Selain itu terjadi potensi terserabutnya akses perempuan terhadap sumber penghidupan seperti yang dialami masyarakat di pegunungan Kendeng di Rembang ketika akan dibangun pabrik semen. Tindak kekerasan juga dilakukan oleh Negara kepada masyarakat Papua yang melakukan aksi damai di Jakarta bulan Desember 2015. Serta yang baru saja terjadi di bulan Februari 2016 ini adalah tindakan kekerasan dalam proses penggusuran terkait rencana pembangunan bandara baru Kulonprogo di kecamatan Temon.

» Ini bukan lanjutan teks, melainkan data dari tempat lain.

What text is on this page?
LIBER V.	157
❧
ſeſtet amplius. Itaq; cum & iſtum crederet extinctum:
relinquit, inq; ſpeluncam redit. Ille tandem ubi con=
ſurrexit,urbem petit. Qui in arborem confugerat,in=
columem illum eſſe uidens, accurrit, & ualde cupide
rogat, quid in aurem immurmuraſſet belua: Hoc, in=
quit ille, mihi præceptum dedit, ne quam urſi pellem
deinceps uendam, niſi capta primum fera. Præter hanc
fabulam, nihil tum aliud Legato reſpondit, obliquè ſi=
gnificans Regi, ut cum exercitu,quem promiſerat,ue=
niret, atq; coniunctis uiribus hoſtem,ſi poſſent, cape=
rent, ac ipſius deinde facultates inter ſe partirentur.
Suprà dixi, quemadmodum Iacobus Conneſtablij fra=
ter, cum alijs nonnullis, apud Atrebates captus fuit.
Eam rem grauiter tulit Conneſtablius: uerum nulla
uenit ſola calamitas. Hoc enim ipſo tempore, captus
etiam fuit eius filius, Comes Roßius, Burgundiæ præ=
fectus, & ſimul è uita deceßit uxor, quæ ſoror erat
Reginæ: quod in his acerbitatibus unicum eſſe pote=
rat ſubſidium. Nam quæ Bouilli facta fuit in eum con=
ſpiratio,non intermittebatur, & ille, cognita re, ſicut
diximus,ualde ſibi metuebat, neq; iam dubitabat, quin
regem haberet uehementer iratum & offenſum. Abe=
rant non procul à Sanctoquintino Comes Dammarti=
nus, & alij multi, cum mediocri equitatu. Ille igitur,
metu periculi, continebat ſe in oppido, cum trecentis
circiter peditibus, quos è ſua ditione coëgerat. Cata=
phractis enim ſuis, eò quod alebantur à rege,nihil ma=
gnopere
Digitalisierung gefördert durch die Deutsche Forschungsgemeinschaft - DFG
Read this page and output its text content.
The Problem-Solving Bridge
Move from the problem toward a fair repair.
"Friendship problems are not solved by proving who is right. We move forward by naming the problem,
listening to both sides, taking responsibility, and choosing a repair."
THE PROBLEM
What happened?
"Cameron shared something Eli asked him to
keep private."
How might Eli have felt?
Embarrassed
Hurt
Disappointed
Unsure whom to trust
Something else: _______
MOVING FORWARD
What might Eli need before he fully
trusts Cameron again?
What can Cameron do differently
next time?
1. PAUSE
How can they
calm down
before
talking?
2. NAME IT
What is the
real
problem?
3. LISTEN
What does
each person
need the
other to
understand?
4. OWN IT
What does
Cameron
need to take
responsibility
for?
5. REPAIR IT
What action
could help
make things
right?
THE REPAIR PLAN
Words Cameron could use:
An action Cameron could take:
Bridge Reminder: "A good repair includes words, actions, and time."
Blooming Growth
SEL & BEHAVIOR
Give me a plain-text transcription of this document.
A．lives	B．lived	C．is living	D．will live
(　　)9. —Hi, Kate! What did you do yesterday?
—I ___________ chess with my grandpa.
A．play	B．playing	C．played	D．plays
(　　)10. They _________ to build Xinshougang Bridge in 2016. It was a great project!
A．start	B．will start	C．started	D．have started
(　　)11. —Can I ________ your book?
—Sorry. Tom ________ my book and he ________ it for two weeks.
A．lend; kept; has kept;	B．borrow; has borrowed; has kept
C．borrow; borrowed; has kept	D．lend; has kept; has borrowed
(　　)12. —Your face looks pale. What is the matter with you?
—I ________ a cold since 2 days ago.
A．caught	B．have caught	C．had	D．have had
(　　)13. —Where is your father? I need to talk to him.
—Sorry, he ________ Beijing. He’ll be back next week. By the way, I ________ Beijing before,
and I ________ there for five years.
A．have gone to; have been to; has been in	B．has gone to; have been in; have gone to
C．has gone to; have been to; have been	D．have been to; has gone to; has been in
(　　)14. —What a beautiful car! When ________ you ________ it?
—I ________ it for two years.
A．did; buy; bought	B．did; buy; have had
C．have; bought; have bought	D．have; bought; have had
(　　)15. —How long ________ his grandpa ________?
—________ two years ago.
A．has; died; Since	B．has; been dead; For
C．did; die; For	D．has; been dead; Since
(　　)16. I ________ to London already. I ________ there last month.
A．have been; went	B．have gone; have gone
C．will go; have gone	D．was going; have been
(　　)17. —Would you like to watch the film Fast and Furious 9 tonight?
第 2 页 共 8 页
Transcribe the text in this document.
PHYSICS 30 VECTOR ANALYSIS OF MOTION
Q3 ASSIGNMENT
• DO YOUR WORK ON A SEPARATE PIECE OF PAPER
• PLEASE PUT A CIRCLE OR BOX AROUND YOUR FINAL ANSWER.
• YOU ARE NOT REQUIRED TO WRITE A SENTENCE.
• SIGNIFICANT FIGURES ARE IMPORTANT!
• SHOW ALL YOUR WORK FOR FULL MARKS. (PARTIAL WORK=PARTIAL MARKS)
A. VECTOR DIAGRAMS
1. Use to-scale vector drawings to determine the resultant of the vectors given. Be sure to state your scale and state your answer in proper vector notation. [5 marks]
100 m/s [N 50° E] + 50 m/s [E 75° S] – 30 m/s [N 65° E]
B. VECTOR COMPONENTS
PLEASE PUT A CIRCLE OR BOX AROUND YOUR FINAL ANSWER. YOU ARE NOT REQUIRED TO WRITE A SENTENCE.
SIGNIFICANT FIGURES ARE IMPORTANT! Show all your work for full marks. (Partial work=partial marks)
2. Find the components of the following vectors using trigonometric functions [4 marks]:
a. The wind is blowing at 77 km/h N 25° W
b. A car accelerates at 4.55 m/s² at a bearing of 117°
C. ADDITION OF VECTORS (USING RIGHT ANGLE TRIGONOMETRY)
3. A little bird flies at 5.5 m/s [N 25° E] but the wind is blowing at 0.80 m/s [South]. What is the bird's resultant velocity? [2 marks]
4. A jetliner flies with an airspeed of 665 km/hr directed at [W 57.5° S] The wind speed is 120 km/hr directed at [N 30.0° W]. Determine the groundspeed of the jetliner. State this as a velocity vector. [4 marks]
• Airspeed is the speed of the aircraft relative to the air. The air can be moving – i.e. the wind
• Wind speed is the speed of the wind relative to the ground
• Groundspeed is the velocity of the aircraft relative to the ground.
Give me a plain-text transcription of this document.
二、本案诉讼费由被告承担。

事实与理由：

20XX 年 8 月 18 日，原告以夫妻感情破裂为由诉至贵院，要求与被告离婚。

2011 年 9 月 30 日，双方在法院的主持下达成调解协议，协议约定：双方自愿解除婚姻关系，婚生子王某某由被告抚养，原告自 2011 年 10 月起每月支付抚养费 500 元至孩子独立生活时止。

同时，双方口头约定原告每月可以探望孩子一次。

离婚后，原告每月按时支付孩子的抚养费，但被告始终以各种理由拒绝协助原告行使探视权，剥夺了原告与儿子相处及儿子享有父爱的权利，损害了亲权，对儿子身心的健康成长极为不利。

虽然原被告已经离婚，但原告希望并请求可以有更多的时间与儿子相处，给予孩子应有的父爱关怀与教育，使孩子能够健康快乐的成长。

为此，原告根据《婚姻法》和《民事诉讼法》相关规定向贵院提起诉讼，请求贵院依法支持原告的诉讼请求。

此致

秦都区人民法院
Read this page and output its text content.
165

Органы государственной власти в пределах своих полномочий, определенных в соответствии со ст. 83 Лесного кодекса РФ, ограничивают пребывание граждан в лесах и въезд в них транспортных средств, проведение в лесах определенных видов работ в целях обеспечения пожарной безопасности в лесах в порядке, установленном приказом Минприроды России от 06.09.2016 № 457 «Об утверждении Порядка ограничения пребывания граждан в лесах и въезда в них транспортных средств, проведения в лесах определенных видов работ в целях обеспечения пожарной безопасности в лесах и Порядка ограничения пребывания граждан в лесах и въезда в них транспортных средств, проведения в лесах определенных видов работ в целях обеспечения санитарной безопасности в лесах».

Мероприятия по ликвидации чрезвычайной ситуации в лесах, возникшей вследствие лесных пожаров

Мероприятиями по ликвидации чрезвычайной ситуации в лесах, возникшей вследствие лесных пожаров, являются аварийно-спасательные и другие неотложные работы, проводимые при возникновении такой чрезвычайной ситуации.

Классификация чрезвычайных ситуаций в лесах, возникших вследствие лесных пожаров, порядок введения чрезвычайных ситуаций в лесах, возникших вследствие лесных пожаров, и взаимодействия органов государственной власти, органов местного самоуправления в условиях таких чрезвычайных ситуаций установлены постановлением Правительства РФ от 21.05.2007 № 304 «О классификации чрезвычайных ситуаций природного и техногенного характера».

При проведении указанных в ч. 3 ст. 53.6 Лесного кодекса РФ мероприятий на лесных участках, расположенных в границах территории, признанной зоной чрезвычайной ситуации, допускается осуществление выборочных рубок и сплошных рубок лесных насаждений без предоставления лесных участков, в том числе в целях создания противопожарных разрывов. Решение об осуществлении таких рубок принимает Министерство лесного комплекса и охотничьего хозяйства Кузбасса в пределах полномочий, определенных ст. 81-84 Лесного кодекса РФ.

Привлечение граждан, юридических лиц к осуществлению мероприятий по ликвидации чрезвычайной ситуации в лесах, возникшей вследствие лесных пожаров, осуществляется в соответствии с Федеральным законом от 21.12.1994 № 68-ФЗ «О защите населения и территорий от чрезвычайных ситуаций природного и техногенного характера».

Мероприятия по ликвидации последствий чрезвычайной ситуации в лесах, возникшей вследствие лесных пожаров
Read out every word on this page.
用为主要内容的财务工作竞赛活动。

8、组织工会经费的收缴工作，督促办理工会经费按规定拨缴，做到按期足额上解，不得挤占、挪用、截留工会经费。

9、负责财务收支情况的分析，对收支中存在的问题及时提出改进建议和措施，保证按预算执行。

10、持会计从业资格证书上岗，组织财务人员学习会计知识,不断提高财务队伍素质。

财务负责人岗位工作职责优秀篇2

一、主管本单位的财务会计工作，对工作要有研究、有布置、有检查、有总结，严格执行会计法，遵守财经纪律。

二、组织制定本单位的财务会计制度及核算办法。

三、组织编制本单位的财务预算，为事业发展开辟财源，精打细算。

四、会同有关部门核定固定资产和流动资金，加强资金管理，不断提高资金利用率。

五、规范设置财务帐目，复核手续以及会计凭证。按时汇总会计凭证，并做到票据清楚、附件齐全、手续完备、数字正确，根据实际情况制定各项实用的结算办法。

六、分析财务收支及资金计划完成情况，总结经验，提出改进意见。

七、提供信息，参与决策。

Konfederasi Pergerakan Rakyat Indonesia (KPRI), yang terdiri dari berbagai federasi-federasi organisasi multisektor, juga kerap kali mengalami konflik lahan. Hal ini bukan hanya dialami oleh anggota KPRI yang berasal dari organisasi-organisasi petani, namun juga dialami oleh organisasi-organisasi yang berasal dari nelayan, masyarakat adat, dan yang lainnya.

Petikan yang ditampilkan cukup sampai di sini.